Sur l'interdiction de retour sur le territoire français :
- l'arrêté est insuffisamment motivé ;
- il méconnaît l'article L. 612-10 du code de l'entrée et du séjour des étrangers et du droit d'asile ;
- il est entaché d'une erreur manifeste d'appréciation.
Par un mémoire en défense enregistré le 23 novembre 2022, le préfet de la Haute-Savoie conclut au rejet de la requête.
Il soutient qu'aucun des moyens de M. B n'est fondé.
Vu les autres pièces du dossier.
Vu :
- la convention européenne de sauvegarde des droits de l'homme et des libertés fondamentales ;
- le code de l'entrée et du séjour des étrangers et du droit d'asile ;
- la loi n° 91-647 du 10 juillet 1991 ;
- le code de justice administrative.
Les parties ont été régulièrement averties du jour de l'audience.
Ont été entendus au cours de l'audience publique :
- le rapport de M. A ;
- les observations de M. B, assisté de Mme D, interprète.
La clôture de l'instruction a été prononcée à l'issue de l'audience publique.
Considérant ce qui suit :
1. M. B, de nationalité turque, est entré en France le 23 août 2021 pour y demander l'asile. Sa demande a été rejetée par l'Office français de protection des réfugiés et apatrides le 30 novembre 2021, décision confirmée par la Cour nationale du droit d'asile le 27 mai 2022. Par un arrêté du 23 novembre 2022, le préfet de la Haute-Savoie a pris à son encontre un arrêté l'obligeant à quitter le territoire français dans un délai de trente jours, a fixé le pays de destination et a prononcé à son encontre une interdiction de retour pour une durée d'un an.
Sur l'aide juridictionnelle :
2. Aux termes de l'article 20 de la loi du 10 juillet 1991 relative à l'aide juridique : " Dans les cas d'urgence (), l'admission provisoire à l'aide juridictionnelle peut être prononcée soit par le président du bureau ou de la section compétente du bureau d'aide juridictionnelle, soit par la juridiction compétente ou son président ". Eu égard aux circonstances de l'espèce et à l'urgence qui s'attache à ce qu'il soit statué sur la requête de M. B, il y a lieu de lui accorder le bénéfice de l'aide juridictionnelle provisoire.
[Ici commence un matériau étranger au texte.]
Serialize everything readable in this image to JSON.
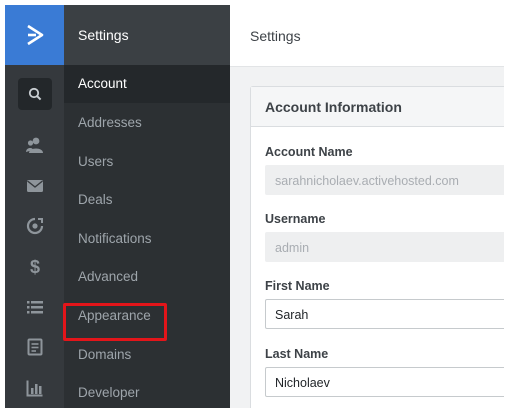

Sur les conclusions aux fins d'annulation :
En ce qui concerne la décision portant obligation de quitter le territoire :
3. Si M. B fait valoir sa bonne intégration, son entrée en France est très récente, il est célibataire et sans charge de famille, il ne justifie pas d'une intégration particulière et est dépourvue de toute famille sur le territoire français alors qu'il ne justifie pas être dépourvue d'attaches en Turquie où il a vécu jusqu'à l'âge de 24 ans. Dans ces conditions, la décision l'obligeant à quitter le territoire ne méconnaît pas les stipulations de l'article 8 de la convention européenne de sauvegarde des droits de l'homme et des libertés fondamentales. Pour les mêmes raisons, elle n'est pas entachée d'une erreur manifeste d'appréciation.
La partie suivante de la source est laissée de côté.